All Email Addresses for General Public Cease Working

January 1, 2006

NOTICE: Effective immediately, Bravo Technology Center no longer accepts unsolicited email from automated senders or general public. As part of our comprehensive anti-SPAM initiatives, we removed all email links from all 21 of our own web sites and replaced them with links to contact form. All previously published email addresses for public use, such as:
         
will now cease working. Senders to the above 2 previously published addresses will receive an automated notice directing them to use our new Unified Message Center.

For general inquiries, comments and suggestions, or to report a technical problem, submit a message via the contact form at the new Unified Message Center for all our operations.

Use our dropbox service for submitting files.

Active clients and vendors may continue to correspond via appropriate email addresses given out privately. Those are completely not affected.

Note: This practice is consistent with all major corporations with the means and knowledge of an IT department. This "ban" does not affect intranet and extranet sites, such as our Sharepoint Portal and DGY Blog. Pertinent email addresses continue to be posted there.


Background Info

Since mid-2005, spammers have drastically stepped up their efforts in scouring the web and public record databases for email address to launch attack against. Publicly posted email address on web sites, and listings in whois databases are the top of the list.

Our use of a form-based message system for general inquires solves the problem elegantly and provide much better control.  We may implement human-robot test via graphically rendered text in the future if necessary.  The unified message center for all 21 of our web sites also streamline our processes and enable us to provide more efficient service.
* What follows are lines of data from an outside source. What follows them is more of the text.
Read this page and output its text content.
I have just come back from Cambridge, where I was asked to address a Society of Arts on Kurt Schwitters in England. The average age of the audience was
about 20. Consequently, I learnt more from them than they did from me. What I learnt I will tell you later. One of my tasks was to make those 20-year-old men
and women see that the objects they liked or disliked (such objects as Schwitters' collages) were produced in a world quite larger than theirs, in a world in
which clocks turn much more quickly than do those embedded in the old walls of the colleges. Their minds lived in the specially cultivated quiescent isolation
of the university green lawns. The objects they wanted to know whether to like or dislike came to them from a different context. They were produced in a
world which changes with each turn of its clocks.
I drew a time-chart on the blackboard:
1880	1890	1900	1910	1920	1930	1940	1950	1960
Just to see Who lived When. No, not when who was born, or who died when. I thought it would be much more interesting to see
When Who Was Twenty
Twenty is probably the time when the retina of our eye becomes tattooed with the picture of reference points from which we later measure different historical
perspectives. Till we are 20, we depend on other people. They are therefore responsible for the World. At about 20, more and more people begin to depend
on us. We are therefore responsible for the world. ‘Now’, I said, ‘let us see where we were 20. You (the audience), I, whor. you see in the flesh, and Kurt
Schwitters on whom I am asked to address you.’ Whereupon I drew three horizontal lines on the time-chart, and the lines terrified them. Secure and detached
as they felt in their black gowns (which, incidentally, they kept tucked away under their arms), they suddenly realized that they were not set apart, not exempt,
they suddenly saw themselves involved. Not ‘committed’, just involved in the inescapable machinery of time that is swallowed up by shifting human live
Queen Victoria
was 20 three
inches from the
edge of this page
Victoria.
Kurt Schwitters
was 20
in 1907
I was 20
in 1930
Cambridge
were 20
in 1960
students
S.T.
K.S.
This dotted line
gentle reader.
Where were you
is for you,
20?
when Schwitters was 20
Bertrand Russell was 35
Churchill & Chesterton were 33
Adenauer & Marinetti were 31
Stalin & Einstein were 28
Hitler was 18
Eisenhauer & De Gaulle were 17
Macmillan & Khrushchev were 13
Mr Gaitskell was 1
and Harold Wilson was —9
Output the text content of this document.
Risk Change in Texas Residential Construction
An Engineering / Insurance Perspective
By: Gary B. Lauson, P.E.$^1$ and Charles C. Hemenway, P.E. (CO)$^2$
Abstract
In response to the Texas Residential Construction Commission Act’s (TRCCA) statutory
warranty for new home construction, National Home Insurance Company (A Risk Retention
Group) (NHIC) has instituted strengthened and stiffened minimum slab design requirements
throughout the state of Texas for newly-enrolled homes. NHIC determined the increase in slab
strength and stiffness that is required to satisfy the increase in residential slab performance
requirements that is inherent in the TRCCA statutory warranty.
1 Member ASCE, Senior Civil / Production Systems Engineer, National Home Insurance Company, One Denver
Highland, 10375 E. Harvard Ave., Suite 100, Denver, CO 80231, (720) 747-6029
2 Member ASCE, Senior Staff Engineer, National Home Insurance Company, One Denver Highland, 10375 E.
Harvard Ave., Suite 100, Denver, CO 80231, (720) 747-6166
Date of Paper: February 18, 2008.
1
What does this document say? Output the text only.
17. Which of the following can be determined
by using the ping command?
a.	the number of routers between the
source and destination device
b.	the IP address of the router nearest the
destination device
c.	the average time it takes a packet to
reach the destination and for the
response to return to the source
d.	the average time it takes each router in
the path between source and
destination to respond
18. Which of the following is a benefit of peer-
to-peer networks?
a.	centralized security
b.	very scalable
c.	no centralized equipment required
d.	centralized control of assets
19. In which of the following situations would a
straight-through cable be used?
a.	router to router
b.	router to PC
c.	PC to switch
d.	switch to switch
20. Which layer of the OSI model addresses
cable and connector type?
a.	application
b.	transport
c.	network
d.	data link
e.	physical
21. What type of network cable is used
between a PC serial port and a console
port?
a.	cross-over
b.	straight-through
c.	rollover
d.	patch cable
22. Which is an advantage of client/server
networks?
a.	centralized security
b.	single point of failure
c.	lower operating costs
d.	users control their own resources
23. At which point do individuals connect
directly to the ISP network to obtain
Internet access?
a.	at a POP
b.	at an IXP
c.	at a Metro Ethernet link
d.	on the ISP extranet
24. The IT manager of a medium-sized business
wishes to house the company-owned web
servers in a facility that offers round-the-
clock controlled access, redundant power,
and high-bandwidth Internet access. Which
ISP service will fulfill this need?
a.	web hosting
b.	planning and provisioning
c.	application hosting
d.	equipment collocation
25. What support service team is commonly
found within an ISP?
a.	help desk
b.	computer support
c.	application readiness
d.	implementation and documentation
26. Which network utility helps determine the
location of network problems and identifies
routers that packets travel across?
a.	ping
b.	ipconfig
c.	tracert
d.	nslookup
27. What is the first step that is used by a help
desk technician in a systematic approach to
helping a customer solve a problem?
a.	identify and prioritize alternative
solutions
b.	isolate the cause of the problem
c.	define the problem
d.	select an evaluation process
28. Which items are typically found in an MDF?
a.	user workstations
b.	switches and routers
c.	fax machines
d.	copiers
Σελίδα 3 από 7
History of Bravo Anti-SPAM Initiatives

Since 1999, we had been conducting seminars on Proper Email Management, Policies and Strategies. The emphasis was on holistic spam avoidance through proper user behaviors, best practices/strategies, and aliases rotation/retirement techniques. Filtration is only a last layer, last resort solution.

In early 2002, we launched Operation Incognito.

  • We systematically eliminated all webmaster@ accounts.
  • Disabled email for admin account (easily guessable by SPAMmers).
  • New contact email listed in graphic renditions, requiring visitors to visually copy.

On May 25, 2005. We fired the 2nd shot: Operation Incognito II.

  • Remaining email addresses (other than webmaster & admin) removed from webs
  • Old accounts for subscriptions, and purchasing dept. deleted, only aliases given out to vendors and publishers.
  • web vCard email disguised, requiring minor user intervention before first use
  • developed a system to track source of leak for those aliases given out privately. Based on efficient custom issuing of unique email aliases to each entity. Selective blackholes effectively block the leaked/ruined aliases.

January 1, 2006Operation Incognito III, the final episode.

  • Disabled all email addresses for general public. Must use message center.
  • All remaining graphics rendition of email addresses eliminated from webs.
  • All public vCard email addresses removed.
  • auto-responder notify sender re: account closed, and to use message center.
  • steps taken to defuse auto-responder looping and mail-bomb storms.

Our in-house practices serve as examples of how to do it right. These are also our current advocacies to clients. In addition to these active preventive measures, we also deployed a major curtailment measures on October 30, 2006, and stepped up on January 1, 2007.